Kalau bayangan Cun Giok tampak, maka serangan itu sepenuhnya menjurus ke arah pemuda itu. Cun Giok semakin kagum dan tahu akan bahayanya serangan itu, dia lalu menggerakkan pedangnya, diputarnya sehingga membentuk sinar emas yang melindunginya. Itulah jurus Kim-kong-koan-jit (Sinar Emas Menutupi Matahari).

Sejak tadi Cun Giok, seperti ketika melawan Kui Lin, kini juga banyak mengalah dan belum pernah membalas serangan pedang lawan yang susul-menyusul dengan cepatnya itu. Dia hanya membela diri dengan elakan atau tangkisan. Jurus Kim-kong-koan-jit yang dimainkannya benar-benar membuat gadis itu kehabisan akal karena ke mana pun sinar pedangnya berkelebat menyerang, selalu bertemu dengan perisai sinar emas itu, seolah air hujan yang tidak mampu menembus atap rumah yang kokoh kuat dan rapat. Ia mulai merasa penasaran sekali. Sudah hampir limapuluh jurus mereka berkelahi dan tak pernah satu kalipun pemuda itu membalas serangannya! Ia merasa seperti seorang anak kecil yang baru mulai belajar menggunakan pedang dipermainkan oleh seorang dewasa yang ahli.

“Balas seranganku!” bentaknya dan bentakan ini membuat Cun Giok menyadari bahwa kalau dia terus mengalah, tentu gadis itu merasa dipermainkan. Dengan jurus Po-in-gan-jit (Menyapu Awan Melihat Matahari) pedangnya kini menyambut pedang gadis itu.

“Takk!”

Dia mengerahkan tenaga saktinya dengan daya menempel sehingga kedua pedang itu menempel dan biarpun gadis itu berusaha melepaskan tempelan tetap saja ia gagal dan tiba-tiba Cun Giok menggerakkan pedangnya dengan sentakan dan... pedang hitam itu terlepas dari pegangan pemiliknya, terlempar ke atas dan disambut tangan kiri Cun Giok. Gadis itu terbelalak, kaget dan bingung melihat betapa pedangnya telah pindah tangan! Akan tetapi Cun Giok lalu membalikkan pedang hitam itu, memegang ujungnya lalu menjulurkan gagangnya ke arah Si Pemilik Pedang.

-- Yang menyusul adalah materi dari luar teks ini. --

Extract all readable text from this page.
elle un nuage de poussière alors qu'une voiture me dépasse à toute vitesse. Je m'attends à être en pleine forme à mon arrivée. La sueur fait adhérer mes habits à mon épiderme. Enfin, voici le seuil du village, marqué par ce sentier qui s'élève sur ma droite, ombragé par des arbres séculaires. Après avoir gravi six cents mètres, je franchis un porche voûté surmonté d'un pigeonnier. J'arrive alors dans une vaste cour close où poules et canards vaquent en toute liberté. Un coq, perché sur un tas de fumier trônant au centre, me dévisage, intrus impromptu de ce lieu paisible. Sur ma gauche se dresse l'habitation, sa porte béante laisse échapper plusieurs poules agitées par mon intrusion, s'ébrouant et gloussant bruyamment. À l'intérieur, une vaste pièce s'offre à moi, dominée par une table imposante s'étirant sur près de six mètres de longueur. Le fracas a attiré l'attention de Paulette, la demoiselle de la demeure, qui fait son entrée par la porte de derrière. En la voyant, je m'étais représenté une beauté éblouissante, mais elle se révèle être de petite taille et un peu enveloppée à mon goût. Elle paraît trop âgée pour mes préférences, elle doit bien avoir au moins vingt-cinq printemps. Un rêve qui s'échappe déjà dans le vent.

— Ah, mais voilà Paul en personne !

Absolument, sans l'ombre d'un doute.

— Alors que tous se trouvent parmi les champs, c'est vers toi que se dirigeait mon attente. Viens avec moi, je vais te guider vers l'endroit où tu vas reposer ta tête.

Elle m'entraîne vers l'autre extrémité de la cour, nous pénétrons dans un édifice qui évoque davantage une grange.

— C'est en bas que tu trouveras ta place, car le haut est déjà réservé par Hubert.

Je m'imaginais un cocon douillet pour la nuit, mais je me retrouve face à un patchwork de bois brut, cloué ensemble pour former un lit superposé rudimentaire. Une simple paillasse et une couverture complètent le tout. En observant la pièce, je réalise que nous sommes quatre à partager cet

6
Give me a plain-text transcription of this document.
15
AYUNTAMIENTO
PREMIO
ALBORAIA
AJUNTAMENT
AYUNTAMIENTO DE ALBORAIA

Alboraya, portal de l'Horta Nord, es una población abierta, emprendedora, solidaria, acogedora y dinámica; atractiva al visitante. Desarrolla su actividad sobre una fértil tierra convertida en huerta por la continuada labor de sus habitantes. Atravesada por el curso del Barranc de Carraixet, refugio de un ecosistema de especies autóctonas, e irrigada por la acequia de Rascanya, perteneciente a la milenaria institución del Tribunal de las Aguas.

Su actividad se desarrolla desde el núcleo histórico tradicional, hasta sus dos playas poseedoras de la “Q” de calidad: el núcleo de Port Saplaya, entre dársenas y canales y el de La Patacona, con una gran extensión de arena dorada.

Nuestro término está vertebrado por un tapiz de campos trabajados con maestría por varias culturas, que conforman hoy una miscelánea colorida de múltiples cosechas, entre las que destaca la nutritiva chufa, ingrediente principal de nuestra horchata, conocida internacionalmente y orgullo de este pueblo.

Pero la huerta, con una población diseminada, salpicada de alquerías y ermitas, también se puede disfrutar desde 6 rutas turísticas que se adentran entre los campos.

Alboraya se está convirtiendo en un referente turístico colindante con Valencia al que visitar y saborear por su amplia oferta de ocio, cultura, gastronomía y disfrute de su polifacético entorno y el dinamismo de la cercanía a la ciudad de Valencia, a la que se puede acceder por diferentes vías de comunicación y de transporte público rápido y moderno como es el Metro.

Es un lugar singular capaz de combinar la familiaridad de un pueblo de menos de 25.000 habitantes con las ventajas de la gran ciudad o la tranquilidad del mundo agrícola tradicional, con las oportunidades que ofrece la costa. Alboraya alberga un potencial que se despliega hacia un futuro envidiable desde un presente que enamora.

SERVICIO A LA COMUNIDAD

“Maafkan aku, Nona,” katanya lembut.

Dengan wajah berubah merah gadis itu menerima kembali pedangnya, lalu ia mengangkat kedua tangan ke depan dada, memberi hormat dan berkata. “Sobat, sekarang kami berdua mengaku kalah dan maafkanlah sikap kami tadi yang mempermainkanmu.”

Cun Giok cepat membalas penghormatan itu dan kini sambil menghadapi dua orang gadis kembar yang berdiri berjejer, dia berkata. “Ah, sama sekali tidak, Ji-wi Siocia (Nona Berdua). Bukan kalian yang bersalah, melainkan aku yang bersalah walaupun tidak kusengaja aku telah melanggar wilayah yang menjadi milik kalian. Maafkan aku, Nona.”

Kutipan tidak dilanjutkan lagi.